Au départ il y Armand le narrateur, acteur antipathique imbu de lui-même et de ses préférences culturelles (Monsieur, suffisant comme pas deux, nous révèle qu’il préfère Corneille à Racine…) ; un vieux beau au parler crû qui nous expose sa sexualité : cela va de l’inconvénient de la sodomie à la technique de sa maîtresse pour rouler des patins ; en somme et sans pudeur tout le système digestif… Sans oublier sa prétention lorsqu’il se compare à un aigle au sujet de son rôle de père… Parce qu’elle n’a pas l’air bien, Armand, ce père plein d’égo, se fait quand même du souci pour sa fille Miranda. Armand se croit fort (Armand prénom germanique se traduisant par "Homme fort."). Armand pense avoir le contrôle. Mais on peut se croire aigle et pourtant ne pas en être un. Connait-on jamais les autres et a fortiori ses enfants ?
Deuxième chapitre c’est Miranda qui prend la parole. Sous la neige couve le feu. La jeune fille insipide cache une âme tourmentée qu’elle nous expose, elle aussi sans filtre.
Rebecca Lighieri n’est pas une grande styliste mais elle sait raconter une histoire. Celle-ci a beau s’appuyer sur des ressorts répétitifs (multiplication des exemples au sujet des dons de Miranda) on continue la lecture pour connaître la suite. Jusqu’où vont les tourments de Miranda ?
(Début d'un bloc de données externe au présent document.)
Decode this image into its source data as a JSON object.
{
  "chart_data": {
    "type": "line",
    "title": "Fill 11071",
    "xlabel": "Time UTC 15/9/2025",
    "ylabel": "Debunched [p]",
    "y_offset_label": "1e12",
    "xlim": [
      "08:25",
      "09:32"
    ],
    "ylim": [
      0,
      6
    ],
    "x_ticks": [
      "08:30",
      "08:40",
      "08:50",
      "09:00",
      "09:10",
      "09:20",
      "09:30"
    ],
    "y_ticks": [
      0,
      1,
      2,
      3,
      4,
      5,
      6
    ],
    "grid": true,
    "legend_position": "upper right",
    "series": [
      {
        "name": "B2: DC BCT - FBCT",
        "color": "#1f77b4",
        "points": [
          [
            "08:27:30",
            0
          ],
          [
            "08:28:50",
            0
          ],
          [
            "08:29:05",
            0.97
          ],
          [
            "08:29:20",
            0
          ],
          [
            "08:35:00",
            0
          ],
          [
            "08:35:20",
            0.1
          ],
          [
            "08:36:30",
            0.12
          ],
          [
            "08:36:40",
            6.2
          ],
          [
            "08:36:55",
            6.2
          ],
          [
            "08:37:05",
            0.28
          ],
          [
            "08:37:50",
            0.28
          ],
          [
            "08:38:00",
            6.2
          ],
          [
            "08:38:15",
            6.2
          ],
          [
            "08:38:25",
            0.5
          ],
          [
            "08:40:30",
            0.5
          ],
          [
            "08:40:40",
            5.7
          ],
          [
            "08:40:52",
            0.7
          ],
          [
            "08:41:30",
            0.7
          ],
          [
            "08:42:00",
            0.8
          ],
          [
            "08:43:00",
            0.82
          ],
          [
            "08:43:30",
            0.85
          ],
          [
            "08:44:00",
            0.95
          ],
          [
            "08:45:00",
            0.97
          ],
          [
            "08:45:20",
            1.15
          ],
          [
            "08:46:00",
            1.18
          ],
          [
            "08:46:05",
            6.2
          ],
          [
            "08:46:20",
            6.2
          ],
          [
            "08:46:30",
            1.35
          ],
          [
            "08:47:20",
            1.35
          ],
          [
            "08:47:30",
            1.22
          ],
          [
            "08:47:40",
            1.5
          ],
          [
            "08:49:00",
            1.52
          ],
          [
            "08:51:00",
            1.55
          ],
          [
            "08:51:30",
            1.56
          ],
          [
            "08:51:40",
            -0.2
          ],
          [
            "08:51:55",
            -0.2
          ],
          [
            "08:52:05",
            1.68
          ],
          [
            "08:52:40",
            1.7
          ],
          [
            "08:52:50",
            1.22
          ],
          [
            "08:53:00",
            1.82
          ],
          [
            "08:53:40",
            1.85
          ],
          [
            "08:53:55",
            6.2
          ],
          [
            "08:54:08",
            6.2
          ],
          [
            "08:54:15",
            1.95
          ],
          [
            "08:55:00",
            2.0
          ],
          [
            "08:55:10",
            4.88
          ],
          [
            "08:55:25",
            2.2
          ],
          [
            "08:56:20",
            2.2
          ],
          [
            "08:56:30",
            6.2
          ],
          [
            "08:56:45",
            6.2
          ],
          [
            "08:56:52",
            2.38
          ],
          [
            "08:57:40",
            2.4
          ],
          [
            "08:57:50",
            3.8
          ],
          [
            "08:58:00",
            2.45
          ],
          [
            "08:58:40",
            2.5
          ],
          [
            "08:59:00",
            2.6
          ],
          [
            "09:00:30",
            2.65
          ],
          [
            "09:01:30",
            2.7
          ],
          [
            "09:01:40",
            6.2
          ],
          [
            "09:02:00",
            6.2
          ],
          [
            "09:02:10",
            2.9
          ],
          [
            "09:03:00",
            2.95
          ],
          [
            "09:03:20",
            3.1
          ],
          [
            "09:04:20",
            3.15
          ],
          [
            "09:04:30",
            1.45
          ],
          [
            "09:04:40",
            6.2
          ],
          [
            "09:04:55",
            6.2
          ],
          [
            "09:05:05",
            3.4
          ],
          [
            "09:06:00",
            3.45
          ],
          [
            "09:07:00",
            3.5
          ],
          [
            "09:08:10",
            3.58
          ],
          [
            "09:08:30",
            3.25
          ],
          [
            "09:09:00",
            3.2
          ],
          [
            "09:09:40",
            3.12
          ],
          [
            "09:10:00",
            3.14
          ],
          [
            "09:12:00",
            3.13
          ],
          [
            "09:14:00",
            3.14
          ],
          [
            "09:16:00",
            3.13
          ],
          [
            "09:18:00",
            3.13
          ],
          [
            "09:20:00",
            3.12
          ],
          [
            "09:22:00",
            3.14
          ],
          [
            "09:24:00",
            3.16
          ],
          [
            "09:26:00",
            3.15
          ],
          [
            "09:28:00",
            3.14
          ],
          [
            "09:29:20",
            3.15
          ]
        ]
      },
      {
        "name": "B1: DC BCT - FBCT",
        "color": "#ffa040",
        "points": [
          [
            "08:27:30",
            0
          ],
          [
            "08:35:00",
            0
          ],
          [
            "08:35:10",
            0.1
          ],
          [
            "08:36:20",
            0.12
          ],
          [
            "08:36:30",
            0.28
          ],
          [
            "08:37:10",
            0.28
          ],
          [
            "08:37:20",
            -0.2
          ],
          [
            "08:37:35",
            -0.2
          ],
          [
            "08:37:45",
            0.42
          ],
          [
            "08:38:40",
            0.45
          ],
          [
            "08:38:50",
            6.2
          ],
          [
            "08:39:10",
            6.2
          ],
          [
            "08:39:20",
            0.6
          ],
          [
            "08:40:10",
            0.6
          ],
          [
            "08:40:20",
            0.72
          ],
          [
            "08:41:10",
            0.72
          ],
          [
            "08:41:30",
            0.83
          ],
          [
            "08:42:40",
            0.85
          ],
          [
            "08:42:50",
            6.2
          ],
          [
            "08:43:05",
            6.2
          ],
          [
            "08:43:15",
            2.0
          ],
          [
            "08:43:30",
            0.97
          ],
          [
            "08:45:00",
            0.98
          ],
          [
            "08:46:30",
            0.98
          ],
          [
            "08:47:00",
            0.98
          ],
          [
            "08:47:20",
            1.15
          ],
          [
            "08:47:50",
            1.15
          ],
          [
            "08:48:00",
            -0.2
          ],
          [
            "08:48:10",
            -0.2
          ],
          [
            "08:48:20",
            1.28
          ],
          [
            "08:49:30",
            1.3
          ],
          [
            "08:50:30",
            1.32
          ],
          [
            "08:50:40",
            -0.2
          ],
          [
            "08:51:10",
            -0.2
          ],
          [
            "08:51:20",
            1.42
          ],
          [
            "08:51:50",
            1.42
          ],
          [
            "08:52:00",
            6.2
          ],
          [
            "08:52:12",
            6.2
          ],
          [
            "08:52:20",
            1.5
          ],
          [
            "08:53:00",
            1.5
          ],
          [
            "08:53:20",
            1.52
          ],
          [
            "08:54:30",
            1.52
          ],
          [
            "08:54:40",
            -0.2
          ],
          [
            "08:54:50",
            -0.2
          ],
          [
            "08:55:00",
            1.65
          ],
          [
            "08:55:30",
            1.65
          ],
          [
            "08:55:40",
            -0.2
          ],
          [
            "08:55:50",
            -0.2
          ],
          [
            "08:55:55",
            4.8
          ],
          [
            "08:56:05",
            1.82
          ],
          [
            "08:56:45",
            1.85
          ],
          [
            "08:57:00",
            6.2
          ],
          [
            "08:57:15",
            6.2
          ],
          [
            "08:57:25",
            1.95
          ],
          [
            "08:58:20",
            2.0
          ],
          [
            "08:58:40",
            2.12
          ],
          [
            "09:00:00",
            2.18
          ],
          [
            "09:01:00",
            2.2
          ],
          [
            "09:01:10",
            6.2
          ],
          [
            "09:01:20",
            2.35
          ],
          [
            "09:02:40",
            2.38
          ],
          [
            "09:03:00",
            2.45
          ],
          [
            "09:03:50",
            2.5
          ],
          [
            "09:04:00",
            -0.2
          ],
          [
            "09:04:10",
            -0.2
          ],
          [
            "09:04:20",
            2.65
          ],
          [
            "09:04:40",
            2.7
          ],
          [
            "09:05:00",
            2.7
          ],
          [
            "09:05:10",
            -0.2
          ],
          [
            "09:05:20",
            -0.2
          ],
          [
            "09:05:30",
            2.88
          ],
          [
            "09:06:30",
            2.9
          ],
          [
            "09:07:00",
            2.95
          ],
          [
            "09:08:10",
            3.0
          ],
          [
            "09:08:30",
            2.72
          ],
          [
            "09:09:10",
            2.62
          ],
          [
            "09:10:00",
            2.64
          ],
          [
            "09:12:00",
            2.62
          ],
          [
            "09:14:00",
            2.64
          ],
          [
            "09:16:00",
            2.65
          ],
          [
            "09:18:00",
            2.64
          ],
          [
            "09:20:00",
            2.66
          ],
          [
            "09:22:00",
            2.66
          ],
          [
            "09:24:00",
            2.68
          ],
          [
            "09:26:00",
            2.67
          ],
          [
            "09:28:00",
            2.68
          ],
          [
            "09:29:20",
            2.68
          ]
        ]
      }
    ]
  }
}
La suite c’est Armand qui reprend la parole dans un chapitre bouleversant (peut-être le fait d’avoir été moi-même le père d’une adolescente angoissée et de ne pas en avoir pris la mesure m’a-t-il particulièrement touché ?). Bouleversant au sens émouvant du terme mais aussi au sens où l’image déplaisante de départ d’Armand fait place à celle d’un père sensible, fragile, enfin vulnérable. Et le lecteur se retrouve comme le père de Miranda : il croyait connaitre Armand comme lui-même croyait connaître sa fille mais l’autre est bien différent de l’image qu’il s’en faisait. C’est le tour de force de Rebecca Lighieri de nous avoir baladés et manipulés ainsi. C’est même le propre de tout roman. Et « Le club des enfants perdus » est un bon roman.